In response, in 1980, leading radical historian and peace activist EP Thompson edited the pointedly-titled Protest and Survive. Thompson was a founder of the pan-European peace movement, European Nuclear Disarmament (END). Recognising that war fever on both sides of the ‘iron curtain’ threatened the peace and survival of Europe, END sought to work for a demilitarised Europe free of both Soviet and US weapons of mass destruction.
Thompson was part of an activist network that overcame the East-West divide. As historians have claimed, this network had a significant role in influencing European security thinking and ensuring that the Cold War ended without the violent conflagration that so many had feared.
Thompson wrote: ‘Against a strategy which envisages Europe as a “theatre” of limited nuclear warfare, we propose to make in Europe a theatre of peace’. In galvanising a loose network of scholars, pastors and activists across Europe, he showed how this could be done. This was a critical geopolitics of peace put into practice.
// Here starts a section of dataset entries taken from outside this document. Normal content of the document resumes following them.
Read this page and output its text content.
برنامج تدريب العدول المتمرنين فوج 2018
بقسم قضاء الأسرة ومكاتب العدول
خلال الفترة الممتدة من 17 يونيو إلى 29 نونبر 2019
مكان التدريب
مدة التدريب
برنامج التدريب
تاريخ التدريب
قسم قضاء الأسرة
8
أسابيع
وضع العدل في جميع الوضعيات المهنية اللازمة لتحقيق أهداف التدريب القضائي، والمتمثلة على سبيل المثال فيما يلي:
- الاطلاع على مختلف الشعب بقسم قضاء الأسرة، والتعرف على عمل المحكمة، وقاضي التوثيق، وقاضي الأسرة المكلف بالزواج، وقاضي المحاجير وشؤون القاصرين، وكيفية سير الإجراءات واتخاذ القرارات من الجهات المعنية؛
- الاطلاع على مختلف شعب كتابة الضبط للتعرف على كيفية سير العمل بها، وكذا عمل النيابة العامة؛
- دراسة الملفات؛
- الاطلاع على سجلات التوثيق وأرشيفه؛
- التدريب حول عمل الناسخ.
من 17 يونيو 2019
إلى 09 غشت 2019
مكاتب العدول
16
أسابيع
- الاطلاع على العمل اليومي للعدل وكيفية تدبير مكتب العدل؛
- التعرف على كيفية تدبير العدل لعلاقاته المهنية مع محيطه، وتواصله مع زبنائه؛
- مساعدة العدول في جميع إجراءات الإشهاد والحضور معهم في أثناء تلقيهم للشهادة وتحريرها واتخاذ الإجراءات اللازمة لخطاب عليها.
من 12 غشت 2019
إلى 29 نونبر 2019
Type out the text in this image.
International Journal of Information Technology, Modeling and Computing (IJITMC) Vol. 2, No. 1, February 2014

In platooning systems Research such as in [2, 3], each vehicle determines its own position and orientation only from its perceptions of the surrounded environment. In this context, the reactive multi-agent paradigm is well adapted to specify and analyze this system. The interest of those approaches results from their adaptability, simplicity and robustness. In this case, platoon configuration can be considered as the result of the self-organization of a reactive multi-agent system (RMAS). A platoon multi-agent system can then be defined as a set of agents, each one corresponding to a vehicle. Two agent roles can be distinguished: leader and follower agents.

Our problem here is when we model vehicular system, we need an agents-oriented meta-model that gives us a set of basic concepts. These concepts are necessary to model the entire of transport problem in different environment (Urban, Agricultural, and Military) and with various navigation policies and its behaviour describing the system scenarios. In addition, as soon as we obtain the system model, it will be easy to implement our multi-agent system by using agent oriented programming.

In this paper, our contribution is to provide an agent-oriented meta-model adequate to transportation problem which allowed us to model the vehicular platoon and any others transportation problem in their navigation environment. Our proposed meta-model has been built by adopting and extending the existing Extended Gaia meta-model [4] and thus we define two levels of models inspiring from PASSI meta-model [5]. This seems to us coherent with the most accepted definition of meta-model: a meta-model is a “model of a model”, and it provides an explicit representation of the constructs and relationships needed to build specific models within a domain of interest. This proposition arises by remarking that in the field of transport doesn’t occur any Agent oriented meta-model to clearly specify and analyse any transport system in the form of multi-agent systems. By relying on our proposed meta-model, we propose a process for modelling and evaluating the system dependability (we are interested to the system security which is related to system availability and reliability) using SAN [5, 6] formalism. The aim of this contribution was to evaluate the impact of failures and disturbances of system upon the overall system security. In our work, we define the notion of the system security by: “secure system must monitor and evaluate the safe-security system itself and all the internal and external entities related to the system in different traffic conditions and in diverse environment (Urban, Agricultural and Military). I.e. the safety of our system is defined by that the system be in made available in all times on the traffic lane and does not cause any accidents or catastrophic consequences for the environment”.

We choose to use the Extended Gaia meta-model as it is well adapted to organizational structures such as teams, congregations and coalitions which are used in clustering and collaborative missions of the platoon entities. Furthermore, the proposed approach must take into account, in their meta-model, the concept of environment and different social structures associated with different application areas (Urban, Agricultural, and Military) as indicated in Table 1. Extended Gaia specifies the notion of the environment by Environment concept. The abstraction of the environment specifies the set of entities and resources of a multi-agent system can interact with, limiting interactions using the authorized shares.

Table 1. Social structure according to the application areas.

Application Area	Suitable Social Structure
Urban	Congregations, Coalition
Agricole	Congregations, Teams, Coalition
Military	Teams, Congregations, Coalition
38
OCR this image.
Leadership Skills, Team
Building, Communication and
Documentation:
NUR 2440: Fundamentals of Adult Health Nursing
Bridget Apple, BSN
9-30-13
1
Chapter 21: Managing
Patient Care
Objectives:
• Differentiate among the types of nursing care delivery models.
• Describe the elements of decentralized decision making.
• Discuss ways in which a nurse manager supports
As END’s Appeal for Nuclear Disarmament put it: ‘We must commence to act as if a united, neutral and pacific Europe already exists.’ For Thompson, this involved creating new loyalties and disregarding ‘the prohibitions and limitations imposed by any national state’.
This is the kind of peaceful reimagining of Europe that is required today.
We need a Europe where divisive military alliances like NATO are consigned to the dustbin of history.
We need a Europe where the dangerous pretensions of rival blocs like the European Union and the Eurasian Economic Union are tamed or transcended.
We need a Europe where majority populations and ethnic/linguistic minorities alike are protected from invasion and discriminatory state coercion.
We need a Europe of collective security guarantees from the Arctic to the Mediterranean, from the Atlantic to the Urals – and beyond.
We need a Europe of citizens whose loyalty to each other is more powerful than the lurid raptures of war fever.
We need a Europe which Tolstoy would recognise as an improvement over the one he witnessed in the 1880s.
Due to the catastrophic decision to expand NATO, we missed the chance to create such a Europe in the 1990s. As a result, it will be harder to build such a Europe now, as proper peace demands restitution and accountability for the horrendous injustices inflicted upon Ukraine by Russia. Rebuilding lost trust will be hard. But we can still do it, and in so doing open a negotiated way out of the current disaster.